O coronavírus já gerou pelo menos duas coletâneas de curtas-metragens. Uma é a Antologia da Pandemia, com pegada de terror, exibida durante o Fantaspoa e já disponível em plataformas digitais. A outra, mais eclética e, sobretudo, mais poética, é Feito em Casa (Homemade, 2020), que a Netflix lançou recentemente.
Coproduzida pelo cineasta chileno Pablo Larraín, a obra traz 17 curtas, com duração entre quatro e 11 minutos. Os filmes são assinados por diretores e atores de diversas partes do mundo – Japão, França, México... – e geralmente fazem jus ao título da antologia, embora alguns realizadores passeiem por suas cidades.
Os autores ora refletem sobre os efeitos da pandemia, ora retratam a vida no distanciamento social, ora injetam doses de ficção científica (caso de Penelope, realizado pela atriz americana Maggie Gyllenhaal e estrelado por seu marido, Peter Sarsgaard) ou de thriller (Annex, de Antonio Campos, nova-iorquino filho do jornalista brasileiro Lucas Mendes), ora são capazes de fazer rir à beça.
O francês de ascendência malinesa Ladj Ly abre a coletânea retomando um personagem de seu espantoso Os Miseráveis (um dos melhores filmes exibidos no Brasil nesta temporada), Buzz, que sobrevoa o subúrbio de Montfermeil com seu drone e, assim, registra contrastes provocados pelo isolamento. Um drone também vai marcar o encerramento de Feito em Casa: de família iraniana, a diretor Ana Lily Amirpour faz um passeio de bicicleta por uma Los Angeles deserta.
Usando bonequinhos, o italiano Paolo Sorrentino, de A Grande Beleza (2013), retrata um afetuoso e bem-humorado encontro, no Vaticano, entre duas figuras históricas acostumadas ao confinamento: o papa e a rainha da Inglaterra.
O alemão Sebastian Schipper surpreende na forma encontrada para quebrar a monotonia em seu apartamento, e a atriz americana Kristen Stewart encena – com algum narcisismo, diga-se de passagem – o estado de torpor que acometeu a muitos de nós (e que também rendeu momentos egocêntricos, diga-se a verdade).
Diretora de fotografia de Pantera Negra (2018), a americana Rachel Morrison escreve uma comovente carta para o filho de cinco anos, torcendo para que ele guarde as coisas boas e mágicas desse período difícil. Capaz de você começar a chorar e adentrar o curta seguinte com lágrimas no rosto.

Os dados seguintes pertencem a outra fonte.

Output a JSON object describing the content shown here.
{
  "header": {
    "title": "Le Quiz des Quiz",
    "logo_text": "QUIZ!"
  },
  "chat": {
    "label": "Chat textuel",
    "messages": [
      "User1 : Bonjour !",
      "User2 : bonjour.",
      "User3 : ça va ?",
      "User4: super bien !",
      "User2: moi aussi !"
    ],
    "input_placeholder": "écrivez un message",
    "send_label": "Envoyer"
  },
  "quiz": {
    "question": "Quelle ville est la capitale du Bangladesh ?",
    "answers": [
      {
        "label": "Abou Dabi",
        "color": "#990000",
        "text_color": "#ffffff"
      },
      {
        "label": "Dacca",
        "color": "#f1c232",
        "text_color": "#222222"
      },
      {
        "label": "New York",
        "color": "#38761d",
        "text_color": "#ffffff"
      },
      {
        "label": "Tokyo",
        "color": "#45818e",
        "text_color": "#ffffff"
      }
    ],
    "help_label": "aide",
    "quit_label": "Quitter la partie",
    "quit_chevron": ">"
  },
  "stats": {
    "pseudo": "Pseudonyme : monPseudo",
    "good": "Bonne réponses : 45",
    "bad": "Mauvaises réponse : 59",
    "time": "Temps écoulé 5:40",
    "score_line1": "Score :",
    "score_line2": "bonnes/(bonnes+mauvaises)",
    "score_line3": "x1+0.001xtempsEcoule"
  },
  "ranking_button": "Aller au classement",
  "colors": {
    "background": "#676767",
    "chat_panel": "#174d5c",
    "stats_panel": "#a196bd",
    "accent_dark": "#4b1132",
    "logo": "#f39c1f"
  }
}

O escocês David Mackenzie debruça-se sobre o tédio e a estranheza com que sua filha adolescente precisa lidar, e, em Londres, a inglesa de origem indiana Gurinder Chadha (de A Música da Minha Vida) se reconecta com os filhos e com as raízes.
O chileno Pablo Larraín, diretor de No (2012) e coprodutor de Ninguém Sabe que Estou Aqui (outro título do meu top 20 de 2020), transforma a chamada de vídeo de um idoso para uma ex-namorada da juventude em algo imprevisível e, ao mesmo tempo, esperado – o resultado é hilário.
Também chileno, Sebastián Lélio, vencedor do Oscar de melhor filme estrangeiro por Uma Mulher Fantástica (2017), apresenta outra mulher fantástica: Amalia Kassai faz do lar o cenário de um improvável e impagável musical, com coreografias criativas e uma letra que aborda tanto os aspectos íntimos quanto os sociais, políticos e econômicos da pandemia.